Hurd: Hird of UNIX Replacing Daemons
Hird: Hurd of Interfaces Representing Depth
The Hurd is the GNU Project's replacement for the UNIX kernel, but itself is not an operating system kernel. There seems to be a little confusion on this point, some people calling the Hurd a 'kernel', others calling it an 'operating system'. The Hurd is actually a framework of system services running on top of a microkernel, which makes it conceptually closer to an operating system than to a kernel. Currently, there is an implementation of such framework, (maintained by the Debian people and named Debian GNU/Hurd), which uses a modified version of the Mach 4.0 microkernel, named GNU Mach, as its nucleus. There is also an ongoing project to port the Hurd to the University of Karlsruhe's L4Ka microkernel.
The Hurd project was started early in 1991, after the University of Utah released their Mach kernel under a license friendly to the GPL, allowing it to be extended and tailored. But embedding a microkernel into the GNU system is not simply a matter of "implanting” it there. Micro kernels implement only basic services like IPC, basic hardware support and memory management, and as the aim of the Hurd is to substitute the UNIX kernel, it must deliver also more generic services such as network protocols, POSIX compatible system calls, file systems, etc., to name but a few. To afford this, a microkernel based O.S. requires either a super-task on top of it to deliver and direct all these conveniences (that's a 'single-server approach', used by L4-Linux) or a set of simpler, specialized servers, one for each type of service (this is the "multi-server approach"). The FSF elected the later, and started to build up a herd of UNIX replacing daemons, which they labeled 'the Hurd' (note that the article 'the' is part of the name).

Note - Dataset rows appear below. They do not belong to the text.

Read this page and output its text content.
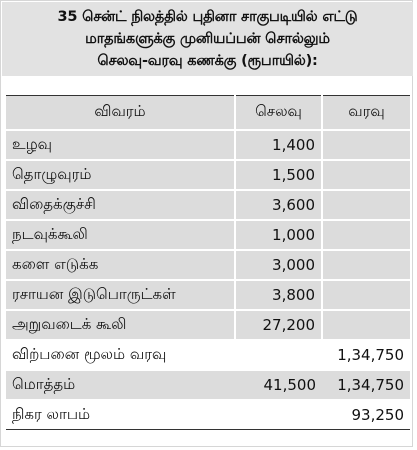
35 சென்ட் நிலத்தில் புதினா சாகுபடியில் எட்டு
மாதங்களுக்கு முனியப்பன் சொல்லும்
செலவு-வரவு கணக்கு (ரூபாயில்):
விவரம்	செலவு	வரவு
உழவு	1,400	
தொழுவுரம்	1,500	
விதைக்குச்சி	3,600	
நடவுக்கூலி	1,000	
களை எடுக்க	3,000	
ரசாயன இடுபொருட்கள்	3,800	
அறுவடைக் கூலி	27,200	
விற்பனை மூலம் வரவு		1,34,750
மொத்தம்	41,500	1,34,750
நிகர லாபம்		93,250
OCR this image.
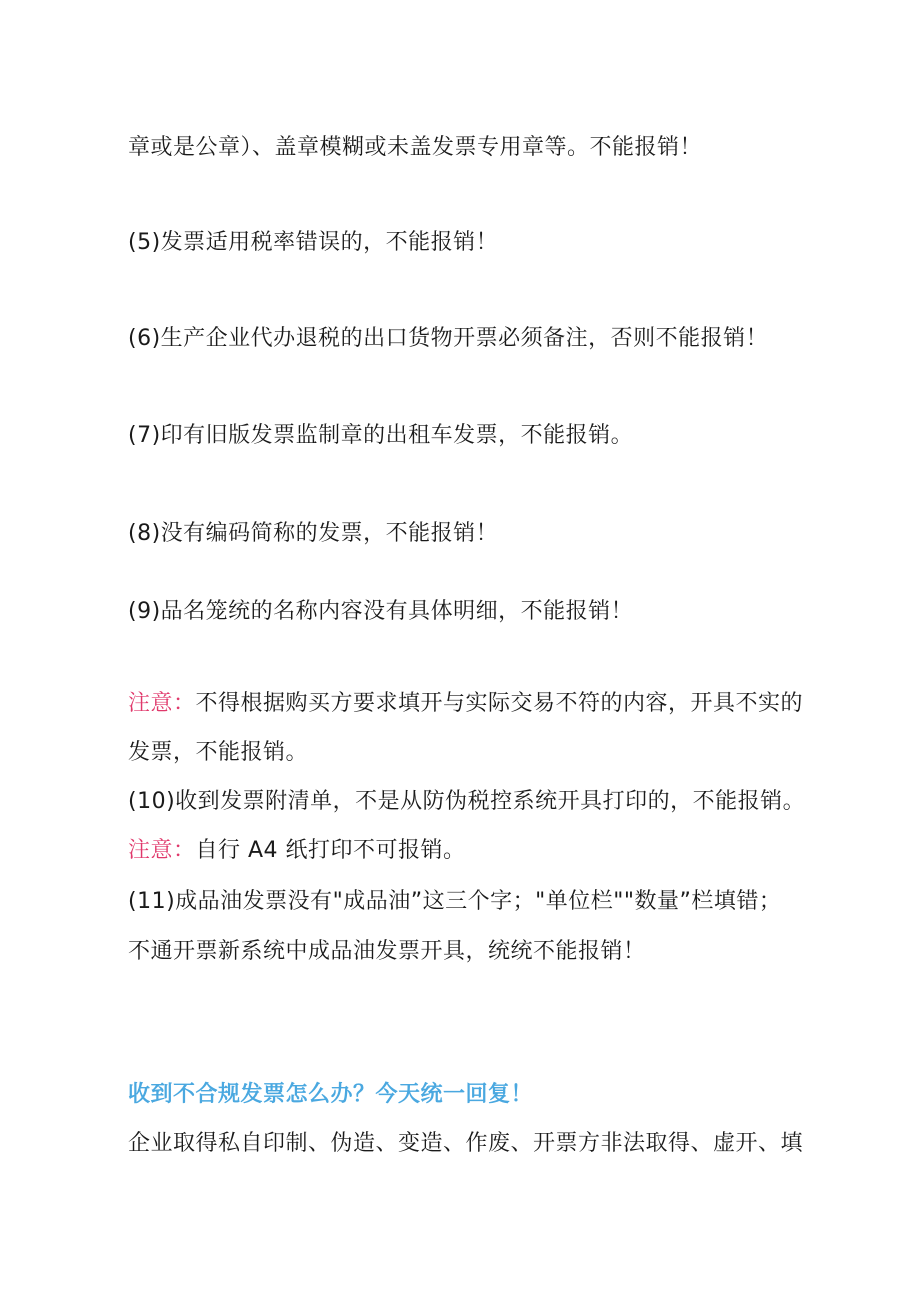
章或是公章）、盖章模糊或未盖发票专用章等。不能报销！
(5)发票适用税率错误的，不能报销！
(6)生产企业代办退税的出口货物开票必须备注，否则不能报销！
(7)印有旧版发票监制章的出租车发票，不能报销。
(8)没有编码简称的发票，不能报销！
(9)品名笼统的名称内容没有具体明细，不能报销！
注意：不得根据购买方要求填开与实际交易不符的内容，开具不实的
发票，不能报销。
(10)收到发票附清单，不是从防伪税控系统开具打印的，不能报销。
注意：自行 A4 纸打印不可报销。
(11)成品油发票没有"成品油”这三个字；"单位栏""数量”栏填错；
不通开票新系统中成品油发票开具，统统不能报销！
收到不合规发票怎么办？今天统一回复！
企业取得私自印制、伪造、变造、作废、开票方非法取得、虚开、填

Shortly after it was launched, the Hurd project became somewhat irrelevant (at least to the urgent needs of the then up surging free software community), when in 1991 Linus Torvalds released his Linux kernel under the GPL. Because it is a monolithic, all-in-one kernel, Linux was quickly integrated into the GNU system, and GNU/Linux distributions (popularly known as just " Linux") started to pop out everywhere. The Hurd people continued their efforts, but not with the intensity that such a project would require. In 1994, the Hurd reportedly boots for the first time, and in 1997 was released a 0.2 version of the system. In 1998, Marcus Brinkmann started to work on a Hurd based Debian distribution, whose ISO images are available by FTP at ftp.gnu.org/iso.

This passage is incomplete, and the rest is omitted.